Joe Biden is a “devout Catholic” — or so his press secretary announced to reporters during the incoming administration’s first news briefing.
It’s a claim that those of us who follow politics have heard many times from Biden. During his most recent campaign for president, Biden released a campaign ad insisting that he had decided to challenge Donald Trump after a chance encounter with nuns in the Vatican.
We should never judge another man’s relationship with God, nor place limits on God’s mercy — but one need not scrutinize Joe Biden’s conscience to note that several of his highest public policy priorities directly contradict non-negotiable teachings of the faith he professes.

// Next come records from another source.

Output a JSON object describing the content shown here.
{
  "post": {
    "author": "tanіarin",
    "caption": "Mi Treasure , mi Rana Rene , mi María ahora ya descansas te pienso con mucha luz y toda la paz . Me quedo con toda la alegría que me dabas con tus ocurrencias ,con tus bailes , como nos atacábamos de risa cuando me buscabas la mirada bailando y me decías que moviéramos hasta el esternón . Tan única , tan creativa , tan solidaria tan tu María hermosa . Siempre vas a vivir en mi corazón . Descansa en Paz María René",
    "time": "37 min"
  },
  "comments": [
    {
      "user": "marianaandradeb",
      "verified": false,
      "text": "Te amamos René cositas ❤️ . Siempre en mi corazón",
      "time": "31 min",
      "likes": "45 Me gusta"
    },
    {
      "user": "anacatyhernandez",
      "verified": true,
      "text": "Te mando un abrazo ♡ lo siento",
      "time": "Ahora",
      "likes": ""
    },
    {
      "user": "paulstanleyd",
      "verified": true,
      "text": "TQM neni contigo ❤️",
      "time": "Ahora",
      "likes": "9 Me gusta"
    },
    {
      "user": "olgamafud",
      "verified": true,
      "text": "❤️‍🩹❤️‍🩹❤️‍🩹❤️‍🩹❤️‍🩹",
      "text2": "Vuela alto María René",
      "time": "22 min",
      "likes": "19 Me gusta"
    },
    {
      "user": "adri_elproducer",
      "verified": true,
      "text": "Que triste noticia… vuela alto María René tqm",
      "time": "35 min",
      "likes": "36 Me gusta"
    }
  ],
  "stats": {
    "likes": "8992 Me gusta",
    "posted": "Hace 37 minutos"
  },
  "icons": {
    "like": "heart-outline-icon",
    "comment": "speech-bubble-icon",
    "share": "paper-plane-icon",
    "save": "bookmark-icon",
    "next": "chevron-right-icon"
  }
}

Out of one side of his mouth, President Biden says he finds in Catholic nuns his inspiration, while he vows out of the other to sue the Little Sisters of the Poor if they fail to provide abortion-inducing drugs to their employees.
Why did Jen Psaki, Biden’s press secretary, take the time during her very first press briefing to inform media members that President Biden is a devout Catholic?
Her comment came in an effort to dodge to a question about whether Biden will roll back the Mexico City policy, which prevents U.S. aid money from funding global abortions, and the Hyde amendment, which prevents federal entitlement programs from directly reimbursing for abortion procedures here in the U.S.
“I don’t have anything more for you on that,” Psaki told reporters. She offered merely the reminder that Biden is a “devout Catholic.”
In other words, this administration’s spokesperson appears prepared to invoke the president’s Catholic faith in order to escape scrutiny about his planned policy position on government-funded abortion. Reports on Thursday morning indicated that, his Catholicism notwithstanding, Biden is preparing to undo the Mexico City policy just as soon as he gets a chance.
Perhaps part of the trouble is that, throughout his decades-long political career, Biden has faced little opposition from Catholic leaders for claiming that his personal opposition to abortion need not, and indeed should not, extend to embracing pro-life policy. He faced little opposition, too, when he buckled to progressive pressure and agreed to bring the fist of the Obama administration down on Catholic colleges and Catholic religious orders that failed to subsidize birth control.
On Inauguration Day, the media hailed Biden for attending mass at St. Matthew’s Cathedral in Washington, D.C., where he was permitted to receive communion. Yet when President Trump visited the John Paul II shrine elsewhere in D.C. last summer, Washington’s archbishop condemned the trip in no uncertain terms, calling it “baffling and reprehensible that any Catholic facility would allow itself to be so egregiously misused and manipulated in a fashion that violates our religious principles.”
It seems that only some violations of Catholic teaching — and only some politicians — deserve intense condemnation. Others earn themselves photo ops.
Elsewhere in the hierarchy, a similar lack of clarity abounds. A Catholic outlet reported Wednesday morning that, on the request of the Vatican’s Secretariat of State, the U.S. Conference of Catholic Bishops held back a statement critical of Biden’s policy stances on abortion and religious freedom. When the superb pastoral statement eventually became public anyway, a prominent U.S. cardinal called it “ill-considered,” taking issue with the manner in which it was crafted, while skirting the essential issues it raised with the incoming administration.
Americans deserve a far better response from President Biden on these questions than this effort to cloak his contradictions of Church teaching with a lazy hand-wave at his supposed Catholic street cred. American Catholics — especially those who supported him — must demand better from their brother in baptism.